In one example, this disclosure describes a method of coding a block of video data, the method comprising coding at least a first coefficient of a leaf-level unit of video data using a run encoding mode, coding at least a second coefficient of the leaf-level unit of video data using a level encoding mode, and after coding the first coefficient using the level coding mode, using the run coding mode to code at least a third coefficient of the leaf-level unit of video data.

In another example, this disclosure describes a device configured to code a block of video data, the device comprising a video coding module configured to code at least a first coefficient of a leaf-level unit of video data using a run encoding mode, code at least a second coefficient of the leaf-level unit of video data using a level encoding mode, and after coding the second coefficient using the level coding mode, use the run coding mode to code at least a third coefficient of the leaf-level unit of video data.

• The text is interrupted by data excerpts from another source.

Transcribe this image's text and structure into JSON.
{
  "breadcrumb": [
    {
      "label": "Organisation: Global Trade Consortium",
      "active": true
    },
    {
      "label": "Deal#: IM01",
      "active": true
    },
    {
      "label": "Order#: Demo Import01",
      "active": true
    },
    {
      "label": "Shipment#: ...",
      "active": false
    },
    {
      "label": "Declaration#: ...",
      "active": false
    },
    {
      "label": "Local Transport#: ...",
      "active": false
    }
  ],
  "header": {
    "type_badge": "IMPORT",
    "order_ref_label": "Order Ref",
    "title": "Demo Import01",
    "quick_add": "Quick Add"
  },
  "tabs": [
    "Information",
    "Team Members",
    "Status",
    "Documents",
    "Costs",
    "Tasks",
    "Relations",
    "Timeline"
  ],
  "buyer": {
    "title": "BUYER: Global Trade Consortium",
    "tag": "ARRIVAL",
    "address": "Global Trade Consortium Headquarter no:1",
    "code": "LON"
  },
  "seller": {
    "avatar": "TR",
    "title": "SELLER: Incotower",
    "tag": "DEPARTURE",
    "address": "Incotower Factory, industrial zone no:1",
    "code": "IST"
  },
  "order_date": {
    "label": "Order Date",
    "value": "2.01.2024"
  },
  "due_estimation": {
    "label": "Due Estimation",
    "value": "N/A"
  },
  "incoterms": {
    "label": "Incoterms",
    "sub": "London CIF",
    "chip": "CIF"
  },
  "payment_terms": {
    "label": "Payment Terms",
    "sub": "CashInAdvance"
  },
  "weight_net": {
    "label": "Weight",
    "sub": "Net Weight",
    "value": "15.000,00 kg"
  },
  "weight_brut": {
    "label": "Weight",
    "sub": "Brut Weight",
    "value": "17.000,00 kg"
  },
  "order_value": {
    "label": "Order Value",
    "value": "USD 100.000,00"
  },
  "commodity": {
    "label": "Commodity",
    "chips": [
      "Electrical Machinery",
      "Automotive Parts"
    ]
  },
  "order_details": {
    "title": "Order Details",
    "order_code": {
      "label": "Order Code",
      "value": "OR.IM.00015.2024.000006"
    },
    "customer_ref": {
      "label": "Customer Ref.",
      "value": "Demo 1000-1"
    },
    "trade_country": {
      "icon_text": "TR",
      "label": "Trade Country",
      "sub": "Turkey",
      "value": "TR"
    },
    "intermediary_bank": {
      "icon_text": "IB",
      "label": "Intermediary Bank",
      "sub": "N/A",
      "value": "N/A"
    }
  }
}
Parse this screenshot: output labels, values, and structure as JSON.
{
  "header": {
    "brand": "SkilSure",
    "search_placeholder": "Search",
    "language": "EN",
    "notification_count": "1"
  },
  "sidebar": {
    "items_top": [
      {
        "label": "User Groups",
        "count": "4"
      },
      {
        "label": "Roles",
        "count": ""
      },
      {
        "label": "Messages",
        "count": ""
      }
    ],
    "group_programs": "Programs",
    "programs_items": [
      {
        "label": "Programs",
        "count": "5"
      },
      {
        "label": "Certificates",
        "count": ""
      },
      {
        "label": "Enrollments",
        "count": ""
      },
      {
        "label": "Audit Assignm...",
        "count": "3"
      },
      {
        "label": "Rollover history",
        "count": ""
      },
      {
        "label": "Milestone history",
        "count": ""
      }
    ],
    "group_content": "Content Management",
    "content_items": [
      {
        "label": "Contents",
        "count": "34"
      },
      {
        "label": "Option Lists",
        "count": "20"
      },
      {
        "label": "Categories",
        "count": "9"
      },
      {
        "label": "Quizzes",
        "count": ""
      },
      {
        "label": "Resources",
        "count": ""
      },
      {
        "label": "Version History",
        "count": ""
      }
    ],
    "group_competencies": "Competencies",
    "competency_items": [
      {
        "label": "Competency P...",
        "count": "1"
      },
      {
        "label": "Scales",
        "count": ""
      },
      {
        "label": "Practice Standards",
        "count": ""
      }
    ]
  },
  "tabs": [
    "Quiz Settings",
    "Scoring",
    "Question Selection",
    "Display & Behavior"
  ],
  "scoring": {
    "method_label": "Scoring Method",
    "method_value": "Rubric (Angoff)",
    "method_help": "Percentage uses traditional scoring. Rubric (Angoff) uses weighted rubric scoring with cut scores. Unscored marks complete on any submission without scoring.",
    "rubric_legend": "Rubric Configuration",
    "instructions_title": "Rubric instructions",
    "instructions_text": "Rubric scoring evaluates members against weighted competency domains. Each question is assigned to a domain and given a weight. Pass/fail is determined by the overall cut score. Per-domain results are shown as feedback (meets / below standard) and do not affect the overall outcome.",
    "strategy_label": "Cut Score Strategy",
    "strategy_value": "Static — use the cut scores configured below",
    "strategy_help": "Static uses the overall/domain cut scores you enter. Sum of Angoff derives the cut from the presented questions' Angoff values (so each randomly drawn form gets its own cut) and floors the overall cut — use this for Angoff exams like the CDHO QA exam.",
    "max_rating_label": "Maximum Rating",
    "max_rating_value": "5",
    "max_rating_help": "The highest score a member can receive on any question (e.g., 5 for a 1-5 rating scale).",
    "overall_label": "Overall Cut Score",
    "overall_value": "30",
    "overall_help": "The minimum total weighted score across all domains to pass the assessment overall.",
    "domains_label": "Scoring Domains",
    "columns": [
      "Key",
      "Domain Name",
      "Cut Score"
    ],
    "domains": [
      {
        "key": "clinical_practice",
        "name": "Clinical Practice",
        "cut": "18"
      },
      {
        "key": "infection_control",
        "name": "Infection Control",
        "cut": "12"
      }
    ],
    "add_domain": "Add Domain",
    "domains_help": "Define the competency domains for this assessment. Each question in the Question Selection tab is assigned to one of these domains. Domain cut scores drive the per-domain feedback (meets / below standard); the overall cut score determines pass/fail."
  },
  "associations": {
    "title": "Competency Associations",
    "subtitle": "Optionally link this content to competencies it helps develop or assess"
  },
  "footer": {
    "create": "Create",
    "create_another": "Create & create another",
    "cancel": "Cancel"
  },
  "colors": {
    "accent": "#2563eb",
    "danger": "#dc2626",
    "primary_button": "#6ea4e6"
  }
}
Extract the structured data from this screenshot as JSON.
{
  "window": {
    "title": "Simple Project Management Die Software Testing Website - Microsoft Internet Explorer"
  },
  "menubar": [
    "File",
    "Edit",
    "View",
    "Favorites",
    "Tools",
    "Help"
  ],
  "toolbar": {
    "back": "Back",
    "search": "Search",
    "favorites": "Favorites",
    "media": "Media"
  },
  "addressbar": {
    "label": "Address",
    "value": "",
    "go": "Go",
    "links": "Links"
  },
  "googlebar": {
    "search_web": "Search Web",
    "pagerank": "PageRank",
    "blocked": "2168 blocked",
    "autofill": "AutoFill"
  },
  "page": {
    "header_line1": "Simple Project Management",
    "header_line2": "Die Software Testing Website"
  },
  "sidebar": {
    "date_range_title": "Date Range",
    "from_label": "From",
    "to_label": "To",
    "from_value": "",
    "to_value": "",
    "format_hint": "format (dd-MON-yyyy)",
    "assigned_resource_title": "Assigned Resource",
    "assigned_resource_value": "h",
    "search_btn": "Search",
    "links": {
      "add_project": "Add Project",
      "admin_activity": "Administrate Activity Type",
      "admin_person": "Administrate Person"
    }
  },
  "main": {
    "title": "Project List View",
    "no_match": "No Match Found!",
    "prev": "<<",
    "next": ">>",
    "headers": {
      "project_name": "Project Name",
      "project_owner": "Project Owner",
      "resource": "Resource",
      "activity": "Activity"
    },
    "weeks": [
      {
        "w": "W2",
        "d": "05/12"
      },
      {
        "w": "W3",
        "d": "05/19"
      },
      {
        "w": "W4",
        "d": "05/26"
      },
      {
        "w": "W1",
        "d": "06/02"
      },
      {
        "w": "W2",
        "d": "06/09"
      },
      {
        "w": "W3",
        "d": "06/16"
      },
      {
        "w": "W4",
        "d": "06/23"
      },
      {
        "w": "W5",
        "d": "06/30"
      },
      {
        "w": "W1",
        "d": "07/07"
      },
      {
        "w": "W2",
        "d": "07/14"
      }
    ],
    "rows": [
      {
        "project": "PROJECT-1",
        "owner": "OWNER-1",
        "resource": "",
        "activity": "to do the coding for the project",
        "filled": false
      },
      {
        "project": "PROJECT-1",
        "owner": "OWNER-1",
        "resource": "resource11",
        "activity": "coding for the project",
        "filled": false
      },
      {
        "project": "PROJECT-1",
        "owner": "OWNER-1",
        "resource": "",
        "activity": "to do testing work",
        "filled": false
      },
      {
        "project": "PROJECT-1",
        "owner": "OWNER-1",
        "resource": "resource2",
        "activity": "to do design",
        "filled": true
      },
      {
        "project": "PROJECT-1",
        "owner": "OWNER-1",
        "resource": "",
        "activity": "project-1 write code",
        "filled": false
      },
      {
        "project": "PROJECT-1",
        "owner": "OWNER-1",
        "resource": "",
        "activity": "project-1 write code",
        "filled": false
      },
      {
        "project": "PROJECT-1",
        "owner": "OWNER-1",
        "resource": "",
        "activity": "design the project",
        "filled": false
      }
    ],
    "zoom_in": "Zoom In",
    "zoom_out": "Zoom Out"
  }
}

In another example, this disclosure describes a computer-readable storage medium that stores instructions that, when executed, cause a computing device to code at least a first coefficient of a leaf-level unit of video data using a run encoding mode, code at least a second coefficient of the leaf-level unit of video data using a level encoding mode, and after coding the second coefficient using the level coding mode, use the run coding mode to code at least a third coefficient of the leaf-level unit of video data.

In another example, this disclosure describes a device configured to code a block of video data, the device comprising means for coding at least a first coefficient of a leaf-level unit of video data using a run encoding mode, means for coding at least a second coefficient of the leaf-level unit of video data using a level encoding mode, and means for, after coding the second coefficient using the level coding mode, using the run coding mode to code at least a third coefficient of the leaf-level unit of video data.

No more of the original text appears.